Behind the fiber’s firming, new US Department of Agriculture estimates suggest both
increasing raw fiber exports and a close-to-5-percent reduction in end-of-crop-year stocks (from
6.2 million bales down to 5.9 million).

Adding to overall cotton buoyancy are reports of disappointing crop conditions. Uncle Sam’s
farm experts now rate 20 percent of the current year’s crop as poor or very poor. Given these
market conditions, cotton prices are likely to remain high, and perhaps will edge up a bit more
over the coming months.

Nor is cotton the only fiber contributing to mill cost pressure. Man-mades, too, continue to
inch up, spurred on by continuing high petrochemical feedstocks. In any event, such bellwether
areas as polyester staple, rayon staple, acrylic staple and textured polyester are now all running
above a year ago. Bottom line: All these cost hikes have to hurt, as the currently prevailing
buyers’ market makes mill pass-throughs increasingly difficult, if not impossible.

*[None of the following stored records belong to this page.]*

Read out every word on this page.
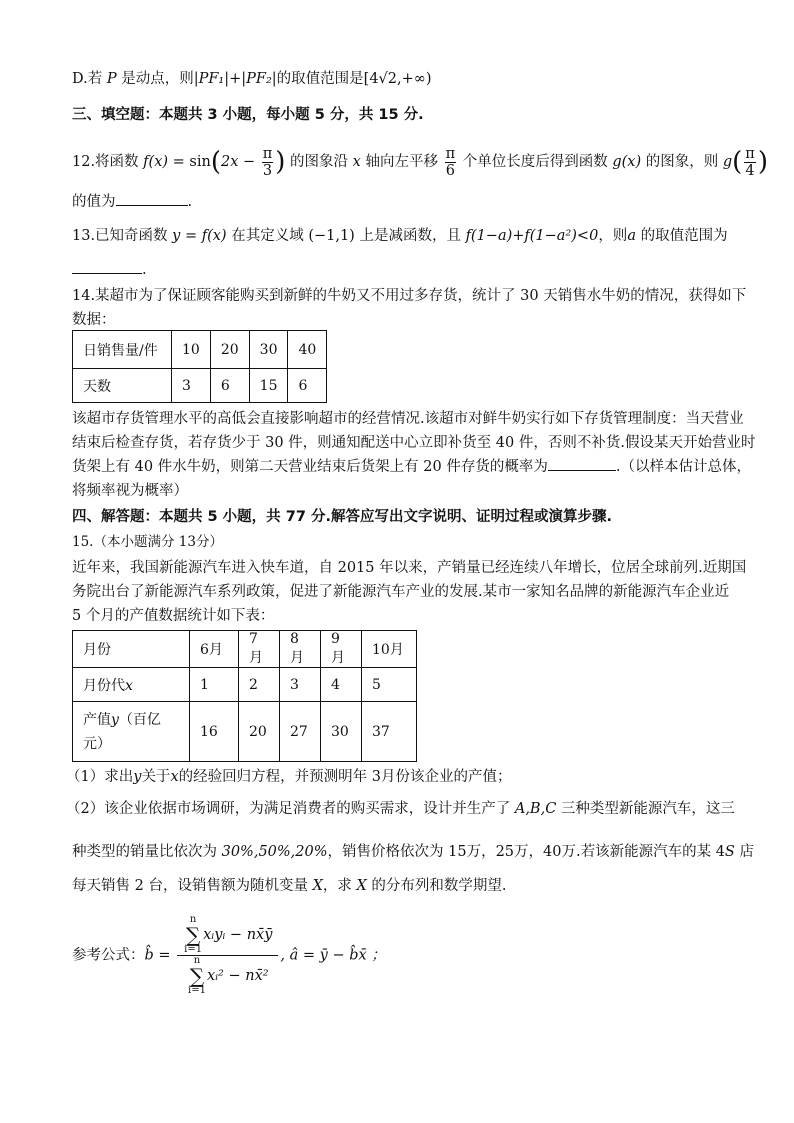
D.若 P 是动点，则|PF₁|+|PF₂|的取值范围是[4√2,+∞)
三、填空题：本题共 3 小题，每小题 5 分，共 15 分.
12.将函数 $f(x) = \sin(2x - \frac{\pi}{3}$ ) 的图象沿 x 轴向左平移 $\frac{\pi}{6}$ 个单位长度后得到函数 g(x) 的图象，则 $g( \frac{\pi}{4}$ )
的值为	.
13.已知奇函数 y = f(x) 在其定义域 (−1,1) 上是减函数，且 f(1−a)+f(1−a²)<0，则a 的取值范围为
.
14.某超市为了保证顾客能购买到新鲜的牛奶又不用过多存货，统计了 30 天销售水牛奶的情况，获得如下
数据：
日销售量/件	10	20	30	40
天数	3	6	15	6
该超市存货管理水平的高低会直接影响超市的经营情况.该超市对鲜牛奶实行如下存货管理制度：当天营业
结束后检查存货，若存货少于 30 件，则通知配送中心立即补货至 40 件，否则不补货.假设某天开始营业时
货架上有 40 件水牛奶，则第二天营业结束后货架上有 20 件存货的概率为	.（以样本估计总体，
将频率视为概率）
四、解答题：本题共 5 小题，共 77 分.解答应写出文字说明、证明过程或演算步骤.
15.（本小题满分 13分）
近年来，我国新能源汽车进入快车道，自 2015 年以来，产销量已经连续八年增长，位居全球前列.近期国
务院出台了新能源汽车系列政策，促进了新能源汽车产业的发展.某市一家知名品牌的新能源汽车企业近
5 个月的产值数据统计如下表：
月份	6月	7月	8月	9月	10月
月份代x	1	2	3	4	5
产值y（百亿
元）	16	20	27	30	37
（1）求出y关于x的经验回归方程，并预测明年 3月份该企业的产值；
（2）该企业依据市场调研，为满足消费者的购买需求，设计并生产了 A,B,C 三种类型新能源汽车，这三
种类型的销量比依次为 30%,50%,20%，销售价格依次为 15万，25万，40万.若该新能源汽车的某 4S 店
每天销售 2 台，设销售额为随机变量 X，求 X 的分布列和数学期望.
参考公式：b̂ = n
∑
i=1xᵢyᵢ − nx̄ȳ
n
∑
i=1xᵢ² − nx̄² , â = ȳ − b̂x̄ ；
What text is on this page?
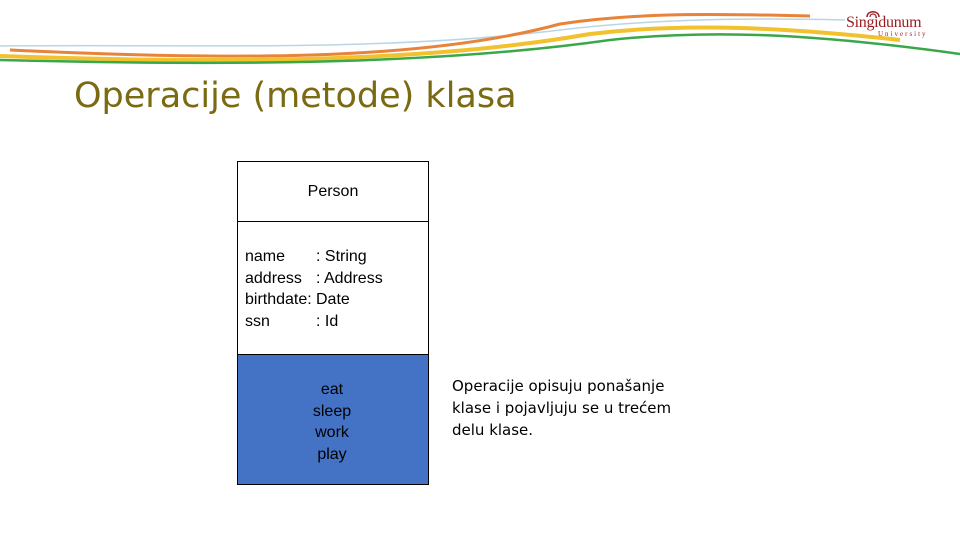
Singidunum
University
Operacije (metode) klasa
Person
name	: String
address : Address
birthdate: Date
ssn	: Id
eat
sleep
work
play
Operacije opisuju ponašanje klase i pojavljuju se u trećem delu klase.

Trade Trends Also Bear Watching

There’s still no sign of relief on the import front either. The latest figures show year-to-date
imports of textiles and apparel (square meters equivalent basis) running close to 18 percent above
2002 levels. But there’s now some hope that gains may ease off a bit. For one, there’s weakness in
the dollar, which — other things being equal — tends to make imports more expensive. Then, too, the
recent SARS outbreak and other international problems point to the advantage of having more
reliable close-to-US sources.

The industry is now readying an intense lobbying effort to get Washington to limit Chinese
shipments. Spokesmen cite China’s World Trade Organization membership rules, whereby it is possible
to impose temporary category-by-category limits when Chinese shipments damage the domestic
industry.

Meantime, the weaker dollar also should tend to help exports by making them cheaper to
overseas buyers. Indeed, there are already signs of this. The Institute of Supply Management now
predicts a rise in textile exports over the next six months.


More Statistical Changes

Textile employment and earnings figures have been substantially revised, reflecting updated
benchmark data and changes in seasonal adjustment factors. More significantly, the overall
classification system has been changed — from the old Standard Industrial Classification system
(SIC) to the new North American Industry Classification system (NAICS). The latter involves the
splitting up of the industry into two major segments — textile mills and textile mill products
(carpets and rugs, other home textiles, tire cord and fabrics, canvas and textile bags).

Starting next month,

TW
’s textile barometers table will include data for both of these industry segments.

Preliminary analysis suggests the employment decline has been more precipitous in the textile
mill sector, where the number of jobs fell 7.1 percent over the past 12 months. That’s considerably
more than the 4.1-percent decline noted for mill products. Textile mill worker pay currently runs
more than 8 percent above textile product compensation.